As an attorney, one of the hardest things I have to do is tell a sexual assault survivor that they didn’t call me soon enough to have a timely legal claim and that they can’t go to court. That’s because, under New York law as it existed for a long time, the statute of limitations on the majority of civil claims for sexual assault was just one or five years.
But the lasting trauma caused by sexual assault and fears of social stigma and retaliation often prevent survivors from coming forward quickly.
New York recognized this issue when it passed the Child Victims Act in 2019. The Child Victims Act extended the time to file new civil cases for sexual offenses against a child until the victim is 55 years old. The Child Victims Act also created a “lookback window” for child victims of sexual assault to file old, time-barred cases in court. That window was initially one year and was extended to two years as a result of the COVID-19 pandemic (it closed in August 2021).
The Child Victims Act had a demonstrable impact: it opened up court access for children who had been sexually abused by priests, scout leaders, teachers and other authority figures. Many survivors were able to speak out against their abusers – in some cases for the first time – and achieve some measure of legal restitution for the trauma they experienced as children.
But sexual abuse is not limited to children alone. Adults can be assaulted by bosses, clients, intimate partners, law enforcement officers and others with power over them. And the challenges that prevent survivors of sexual assault from coming forward are not limited to children. Adult victims of sexual assault struggle too – sometimes with similar issues that prevent children from coming forward (such as fear, confusion and trauma) and sometimes with hurdles unique to adults (concerns about jobs, reputation and retaliation).
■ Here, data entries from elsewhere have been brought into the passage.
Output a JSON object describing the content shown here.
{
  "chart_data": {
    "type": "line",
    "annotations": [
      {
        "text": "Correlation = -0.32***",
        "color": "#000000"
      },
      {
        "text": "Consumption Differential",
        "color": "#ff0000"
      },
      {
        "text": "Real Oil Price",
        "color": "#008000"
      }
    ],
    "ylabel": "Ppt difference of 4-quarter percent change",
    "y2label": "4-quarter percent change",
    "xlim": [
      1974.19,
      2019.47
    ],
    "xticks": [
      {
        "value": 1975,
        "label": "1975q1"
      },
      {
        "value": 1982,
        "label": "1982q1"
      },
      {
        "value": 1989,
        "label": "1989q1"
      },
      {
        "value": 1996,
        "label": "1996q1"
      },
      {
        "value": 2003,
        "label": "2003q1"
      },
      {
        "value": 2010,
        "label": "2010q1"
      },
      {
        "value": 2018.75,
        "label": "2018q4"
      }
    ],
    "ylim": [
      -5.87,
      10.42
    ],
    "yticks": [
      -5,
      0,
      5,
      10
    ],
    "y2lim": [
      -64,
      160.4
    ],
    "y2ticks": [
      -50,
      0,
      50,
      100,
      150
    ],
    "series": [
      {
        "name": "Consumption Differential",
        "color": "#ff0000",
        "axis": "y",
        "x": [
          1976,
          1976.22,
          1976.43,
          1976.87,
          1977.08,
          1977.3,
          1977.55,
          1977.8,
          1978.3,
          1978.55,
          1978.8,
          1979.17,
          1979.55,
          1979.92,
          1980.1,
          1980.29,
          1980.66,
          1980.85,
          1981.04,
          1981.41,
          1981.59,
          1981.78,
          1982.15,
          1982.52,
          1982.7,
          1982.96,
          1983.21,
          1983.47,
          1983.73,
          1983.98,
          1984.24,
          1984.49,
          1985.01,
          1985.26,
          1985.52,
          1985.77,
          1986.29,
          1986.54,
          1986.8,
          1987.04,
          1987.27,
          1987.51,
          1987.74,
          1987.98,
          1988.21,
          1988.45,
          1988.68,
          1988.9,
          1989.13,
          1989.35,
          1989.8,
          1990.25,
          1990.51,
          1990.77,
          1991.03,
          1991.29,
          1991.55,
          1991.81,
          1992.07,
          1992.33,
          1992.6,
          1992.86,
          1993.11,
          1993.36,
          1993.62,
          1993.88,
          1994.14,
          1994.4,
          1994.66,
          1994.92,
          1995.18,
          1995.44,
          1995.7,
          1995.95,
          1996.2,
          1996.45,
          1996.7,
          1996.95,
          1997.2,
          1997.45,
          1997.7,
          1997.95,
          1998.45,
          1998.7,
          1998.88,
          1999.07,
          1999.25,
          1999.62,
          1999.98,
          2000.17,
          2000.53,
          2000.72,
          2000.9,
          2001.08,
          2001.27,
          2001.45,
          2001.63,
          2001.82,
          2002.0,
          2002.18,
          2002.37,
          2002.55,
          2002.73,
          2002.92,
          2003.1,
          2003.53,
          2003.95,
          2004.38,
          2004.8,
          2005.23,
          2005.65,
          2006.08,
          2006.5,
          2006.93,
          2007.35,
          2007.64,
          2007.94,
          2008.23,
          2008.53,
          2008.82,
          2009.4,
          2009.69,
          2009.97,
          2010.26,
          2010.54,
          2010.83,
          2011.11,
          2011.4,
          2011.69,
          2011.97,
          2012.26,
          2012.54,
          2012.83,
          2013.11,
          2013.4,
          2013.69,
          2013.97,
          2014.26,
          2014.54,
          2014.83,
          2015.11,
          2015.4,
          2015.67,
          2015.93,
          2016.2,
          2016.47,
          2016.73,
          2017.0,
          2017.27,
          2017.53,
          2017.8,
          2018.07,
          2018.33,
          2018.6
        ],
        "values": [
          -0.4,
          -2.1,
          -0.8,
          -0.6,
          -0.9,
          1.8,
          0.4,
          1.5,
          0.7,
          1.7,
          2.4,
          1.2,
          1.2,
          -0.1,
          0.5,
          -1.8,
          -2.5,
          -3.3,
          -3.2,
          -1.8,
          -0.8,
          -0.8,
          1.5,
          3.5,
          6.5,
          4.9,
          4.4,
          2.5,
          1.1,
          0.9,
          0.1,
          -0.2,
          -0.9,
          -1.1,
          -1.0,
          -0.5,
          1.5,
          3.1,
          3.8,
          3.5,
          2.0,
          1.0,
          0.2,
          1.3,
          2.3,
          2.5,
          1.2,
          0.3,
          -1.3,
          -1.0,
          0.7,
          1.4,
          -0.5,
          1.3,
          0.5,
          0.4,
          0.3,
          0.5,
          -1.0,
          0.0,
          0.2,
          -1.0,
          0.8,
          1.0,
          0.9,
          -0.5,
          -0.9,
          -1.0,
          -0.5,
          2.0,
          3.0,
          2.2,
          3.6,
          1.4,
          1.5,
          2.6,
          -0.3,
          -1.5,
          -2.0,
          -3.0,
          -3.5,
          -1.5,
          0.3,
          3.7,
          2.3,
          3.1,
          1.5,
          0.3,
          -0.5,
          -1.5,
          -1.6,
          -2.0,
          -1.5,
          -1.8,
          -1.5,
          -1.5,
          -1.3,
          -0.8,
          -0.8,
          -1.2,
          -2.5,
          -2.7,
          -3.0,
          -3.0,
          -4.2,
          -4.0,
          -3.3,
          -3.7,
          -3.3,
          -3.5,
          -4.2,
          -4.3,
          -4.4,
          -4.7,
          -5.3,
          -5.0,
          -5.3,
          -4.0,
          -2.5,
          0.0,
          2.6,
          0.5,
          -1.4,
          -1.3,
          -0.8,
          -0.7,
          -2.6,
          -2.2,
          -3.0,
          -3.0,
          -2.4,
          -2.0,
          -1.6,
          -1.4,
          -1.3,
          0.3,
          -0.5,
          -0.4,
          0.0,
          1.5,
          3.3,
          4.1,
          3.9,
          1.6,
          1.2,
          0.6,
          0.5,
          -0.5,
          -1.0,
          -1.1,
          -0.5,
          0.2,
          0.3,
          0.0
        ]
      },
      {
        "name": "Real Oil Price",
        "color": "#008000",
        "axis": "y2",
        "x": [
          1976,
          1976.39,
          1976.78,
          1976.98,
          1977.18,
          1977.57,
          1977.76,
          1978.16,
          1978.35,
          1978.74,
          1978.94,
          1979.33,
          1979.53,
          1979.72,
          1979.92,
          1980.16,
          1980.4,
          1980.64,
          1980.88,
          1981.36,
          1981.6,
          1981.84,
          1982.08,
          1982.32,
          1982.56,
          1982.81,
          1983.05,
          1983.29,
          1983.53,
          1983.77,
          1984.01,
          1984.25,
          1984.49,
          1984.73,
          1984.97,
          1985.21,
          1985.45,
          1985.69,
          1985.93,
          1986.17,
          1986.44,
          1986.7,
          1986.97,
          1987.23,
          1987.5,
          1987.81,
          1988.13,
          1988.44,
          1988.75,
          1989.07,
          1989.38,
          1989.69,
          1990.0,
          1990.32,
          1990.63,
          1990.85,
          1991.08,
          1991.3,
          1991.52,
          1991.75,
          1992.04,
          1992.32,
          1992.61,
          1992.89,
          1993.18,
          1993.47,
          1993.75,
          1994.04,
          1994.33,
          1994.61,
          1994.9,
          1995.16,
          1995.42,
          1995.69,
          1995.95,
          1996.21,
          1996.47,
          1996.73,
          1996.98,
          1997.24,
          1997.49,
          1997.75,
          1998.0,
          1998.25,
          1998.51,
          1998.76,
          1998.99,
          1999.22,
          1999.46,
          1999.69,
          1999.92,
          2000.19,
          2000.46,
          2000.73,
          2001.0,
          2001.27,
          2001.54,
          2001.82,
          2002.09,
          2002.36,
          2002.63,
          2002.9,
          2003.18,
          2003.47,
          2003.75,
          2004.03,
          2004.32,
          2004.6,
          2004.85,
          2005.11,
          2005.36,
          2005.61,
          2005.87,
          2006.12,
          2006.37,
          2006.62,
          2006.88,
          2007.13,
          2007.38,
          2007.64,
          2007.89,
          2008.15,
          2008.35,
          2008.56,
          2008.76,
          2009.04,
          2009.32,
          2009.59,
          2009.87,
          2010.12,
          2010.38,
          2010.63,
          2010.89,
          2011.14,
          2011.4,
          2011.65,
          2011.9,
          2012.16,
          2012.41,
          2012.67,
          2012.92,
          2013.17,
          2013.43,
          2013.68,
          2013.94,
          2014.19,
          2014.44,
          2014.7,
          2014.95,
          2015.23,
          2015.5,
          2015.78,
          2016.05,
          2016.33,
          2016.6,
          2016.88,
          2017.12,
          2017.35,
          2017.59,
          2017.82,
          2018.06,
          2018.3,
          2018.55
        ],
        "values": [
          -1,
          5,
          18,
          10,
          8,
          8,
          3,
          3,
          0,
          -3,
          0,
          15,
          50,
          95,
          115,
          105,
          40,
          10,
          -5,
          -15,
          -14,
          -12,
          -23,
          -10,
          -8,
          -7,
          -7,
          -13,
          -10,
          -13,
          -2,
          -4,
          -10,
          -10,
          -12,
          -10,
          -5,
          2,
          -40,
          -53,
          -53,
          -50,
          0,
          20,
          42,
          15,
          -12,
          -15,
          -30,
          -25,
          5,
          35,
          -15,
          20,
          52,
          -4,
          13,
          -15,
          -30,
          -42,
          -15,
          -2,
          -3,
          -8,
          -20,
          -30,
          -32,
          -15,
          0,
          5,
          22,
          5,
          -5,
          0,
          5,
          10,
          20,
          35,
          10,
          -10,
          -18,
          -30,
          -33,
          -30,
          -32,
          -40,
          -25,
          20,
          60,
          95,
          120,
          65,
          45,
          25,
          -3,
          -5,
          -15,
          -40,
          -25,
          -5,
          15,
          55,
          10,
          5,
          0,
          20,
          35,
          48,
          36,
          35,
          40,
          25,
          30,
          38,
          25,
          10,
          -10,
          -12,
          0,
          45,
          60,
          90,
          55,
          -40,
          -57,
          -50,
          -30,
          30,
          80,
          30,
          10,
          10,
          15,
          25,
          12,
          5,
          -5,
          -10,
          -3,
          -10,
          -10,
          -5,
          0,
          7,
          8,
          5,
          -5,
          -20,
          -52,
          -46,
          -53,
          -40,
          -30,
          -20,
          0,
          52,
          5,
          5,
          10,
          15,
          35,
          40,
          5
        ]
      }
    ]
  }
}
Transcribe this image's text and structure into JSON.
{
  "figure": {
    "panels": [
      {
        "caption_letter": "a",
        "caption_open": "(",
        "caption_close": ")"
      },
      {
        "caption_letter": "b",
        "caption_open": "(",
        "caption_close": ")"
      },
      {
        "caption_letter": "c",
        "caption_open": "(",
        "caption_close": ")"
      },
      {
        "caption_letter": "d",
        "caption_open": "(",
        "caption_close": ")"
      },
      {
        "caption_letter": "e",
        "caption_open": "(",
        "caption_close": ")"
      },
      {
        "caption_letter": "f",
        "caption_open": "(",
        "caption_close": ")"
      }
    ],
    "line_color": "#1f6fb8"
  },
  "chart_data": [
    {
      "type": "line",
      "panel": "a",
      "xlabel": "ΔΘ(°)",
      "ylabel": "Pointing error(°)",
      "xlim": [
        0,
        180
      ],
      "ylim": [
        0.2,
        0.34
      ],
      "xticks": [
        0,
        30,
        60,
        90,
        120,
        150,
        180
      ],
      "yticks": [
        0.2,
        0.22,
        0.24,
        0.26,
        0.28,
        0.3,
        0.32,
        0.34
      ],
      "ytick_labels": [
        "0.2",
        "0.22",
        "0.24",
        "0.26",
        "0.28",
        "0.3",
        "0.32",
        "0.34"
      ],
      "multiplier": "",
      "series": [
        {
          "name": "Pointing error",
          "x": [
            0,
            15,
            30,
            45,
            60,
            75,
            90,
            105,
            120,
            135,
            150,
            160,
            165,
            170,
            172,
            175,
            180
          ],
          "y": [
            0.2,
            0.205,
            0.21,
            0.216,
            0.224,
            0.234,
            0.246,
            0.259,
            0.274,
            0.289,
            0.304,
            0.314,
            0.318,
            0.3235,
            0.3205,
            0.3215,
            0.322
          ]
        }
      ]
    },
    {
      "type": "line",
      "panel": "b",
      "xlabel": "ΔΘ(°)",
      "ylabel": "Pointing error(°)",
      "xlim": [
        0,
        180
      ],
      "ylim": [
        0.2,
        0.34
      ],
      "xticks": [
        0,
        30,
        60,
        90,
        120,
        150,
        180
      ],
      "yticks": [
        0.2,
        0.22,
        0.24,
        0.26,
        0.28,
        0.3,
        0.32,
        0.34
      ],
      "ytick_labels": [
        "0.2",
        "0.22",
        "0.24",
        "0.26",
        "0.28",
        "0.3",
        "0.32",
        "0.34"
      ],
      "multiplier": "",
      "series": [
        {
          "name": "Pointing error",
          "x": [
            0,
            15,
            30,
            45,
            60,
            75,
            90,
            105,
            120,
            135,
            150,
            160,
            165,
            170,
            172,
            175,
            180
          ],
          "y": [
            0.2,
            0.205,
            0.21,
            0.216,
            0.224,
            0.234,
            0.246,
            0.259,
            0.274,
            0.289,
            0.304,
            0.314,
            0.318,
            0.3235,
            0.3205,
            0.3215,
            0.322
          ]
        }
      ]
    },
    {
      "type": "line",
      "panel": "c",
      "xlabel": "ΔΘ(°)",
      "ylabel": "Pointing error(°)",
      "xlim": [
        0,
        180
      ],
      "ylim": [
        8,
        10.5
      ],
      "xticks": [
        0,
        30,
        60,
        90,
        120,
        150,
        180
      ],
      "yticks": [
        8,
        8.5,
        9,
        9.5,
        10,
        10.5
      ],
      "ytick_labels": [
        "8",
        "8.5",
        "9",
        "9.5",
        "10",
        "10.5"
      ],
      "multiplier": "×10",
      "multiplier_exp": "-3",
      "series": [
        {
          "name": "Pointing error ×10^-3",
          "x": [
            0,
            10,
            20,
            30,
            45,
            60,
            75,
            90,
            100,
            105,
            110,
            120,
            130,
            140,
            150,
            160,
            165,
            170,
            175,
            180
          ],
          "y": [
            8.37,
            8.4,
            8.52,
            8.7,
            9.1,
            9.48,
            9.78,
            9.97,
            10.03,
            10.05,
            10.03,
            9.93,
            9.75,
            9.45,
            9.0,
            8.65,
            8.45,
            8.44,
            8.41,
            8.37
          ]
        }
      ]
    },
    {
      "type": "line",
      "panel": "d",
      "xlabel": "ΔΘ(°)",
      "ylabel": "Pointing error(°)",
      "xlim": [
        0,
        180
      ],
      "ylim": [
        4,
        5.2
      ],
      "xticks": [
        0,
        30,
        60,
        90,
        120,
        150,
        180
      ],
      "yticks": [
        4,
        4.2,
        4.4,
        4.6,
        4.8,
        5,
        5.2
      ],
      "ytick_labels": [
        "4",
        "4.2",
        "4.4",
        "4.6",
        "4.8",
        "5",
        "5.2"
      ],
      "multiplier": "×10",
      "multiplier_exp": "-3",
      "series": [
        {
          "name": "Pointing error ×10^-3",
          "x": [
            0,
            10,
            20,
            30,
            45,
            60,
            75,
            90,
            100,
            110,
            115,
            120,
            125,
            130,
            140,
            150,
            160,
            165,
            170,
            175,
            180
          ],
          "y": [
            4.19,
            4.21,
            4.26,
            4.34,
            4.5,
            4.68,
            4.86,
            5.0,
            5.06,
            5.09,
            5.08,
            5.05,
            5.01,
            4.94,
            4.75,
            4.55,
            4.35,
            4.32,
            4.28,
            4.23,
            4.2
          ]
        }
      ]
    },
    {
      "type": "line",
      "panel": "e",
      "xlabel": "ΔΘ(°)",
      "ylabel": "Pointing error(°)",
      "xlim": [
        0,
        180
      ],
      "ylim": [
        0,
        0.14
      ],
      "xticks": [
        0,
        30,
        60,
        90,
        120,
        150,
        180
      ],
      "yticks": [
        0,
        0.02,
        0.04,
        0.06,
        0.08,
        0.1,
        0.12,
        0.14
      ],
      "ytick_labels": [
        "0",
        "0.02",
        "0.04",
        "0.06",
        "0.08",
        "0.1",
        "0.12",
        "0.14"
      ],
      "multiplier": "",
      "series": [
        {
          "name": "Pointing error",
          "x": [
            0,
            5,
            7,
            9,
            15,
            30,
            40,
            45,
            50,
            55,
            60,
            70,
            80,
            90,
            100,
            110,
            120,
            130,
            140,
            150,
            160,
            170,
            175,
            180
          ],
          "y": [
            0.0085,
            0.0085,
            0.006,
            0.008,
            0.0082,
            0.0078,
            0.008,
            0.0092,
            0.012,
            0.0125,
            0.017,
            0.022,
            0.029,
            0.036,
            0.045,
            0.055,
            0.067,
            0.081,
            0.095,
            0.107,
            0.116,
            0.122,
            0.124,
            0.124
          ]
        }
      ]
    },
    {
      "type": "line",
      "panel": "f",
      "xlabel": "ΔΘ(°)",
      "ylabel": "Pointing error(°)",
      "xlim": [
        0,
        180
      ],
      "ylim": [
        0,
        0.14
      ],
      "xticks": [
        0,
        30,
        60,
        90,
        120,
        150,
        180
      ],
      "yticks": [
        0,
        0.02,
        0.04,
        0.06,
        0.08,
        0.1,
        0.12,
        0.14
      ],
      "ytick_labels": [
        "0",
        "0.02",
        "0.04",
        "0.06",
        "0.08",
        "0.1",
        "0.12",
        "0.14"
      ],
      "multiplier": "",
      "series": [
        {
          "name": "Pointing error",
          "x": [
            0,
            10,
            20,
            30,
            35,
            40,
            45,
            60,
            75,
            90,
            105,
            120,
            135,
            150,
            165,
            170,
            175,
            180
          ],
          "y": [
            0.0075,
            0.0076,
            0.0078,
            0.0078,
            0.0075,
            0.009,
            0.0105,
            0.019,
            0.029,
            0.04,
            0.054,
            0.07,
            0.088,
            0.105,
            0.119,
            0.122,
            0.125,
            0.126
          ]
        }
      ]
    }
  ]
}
I’ve spoken with survivors who were scared to come forward because their rapist was their employer – and they feared losing their job, their means of supporting their children and sometimes their work visa. I’ve heard from survivors who were college students at the time of the assault – technically adults under the law, but lacking the support system, resources and knowledge necessary to find a lawyer to help them. I’ve talked with survivors whose assailants were powerful public figures with access to daunting resources to attack their accusers. And I’ve had survivors tell me that they did try to get help – they reported to a teacher, a parent or even to law enforcement – but the response was victim-shaming and discouragement from doing anything further.
As the law stands today in New York, many of these survivors are denied the right to go to court and hold their rapists accountable because the time to file a claim expired before they had the resources and capacity necessary to call a lawyer.
In recognition of this reality, New York recently extended the criminal and civil statute of limitations for most sexual assaults to 20 years. But that new law only applies to assaults that occur in 2019 or after. It does not help all of the survivors who were assaulted before then, who are still subject to the old, shorter statutes of limitations.
Starting this month, Gov. Kathy Hochul and the state Legislature have the opportunity to pass the Adult Survivors Act. The proposed legislation is based off of the Child Victims Act. It would create a new “lookback window,” so that adult survivors of sexual assault that occurred before 2019 can go to court and seek justice, accountability and compensation from their assailants and the institutions that enabled them, even if the assault occurred many years ago.
The Adult Survivors Act passed the state Senate unanimously last spring but for unclear reasons failed to advance in the Assembly. With a new governor at the helm and a new legislative session that began this month, New York’s leaders have another chance to pass this important law.
Neighboring New Jersey passed the same kind of law in 2019 (the time to file cases there in the lookback window closed on Nov. 30, 2021).
It’s time for New York to do the same
Zoe Salzman is a partner at New York civil rights law firm Emery Celli Brinckerhoff Abady Ward & Maazel who specializes in representing victims in #MeToo cases with claims for sexual harassment, assault or abuse.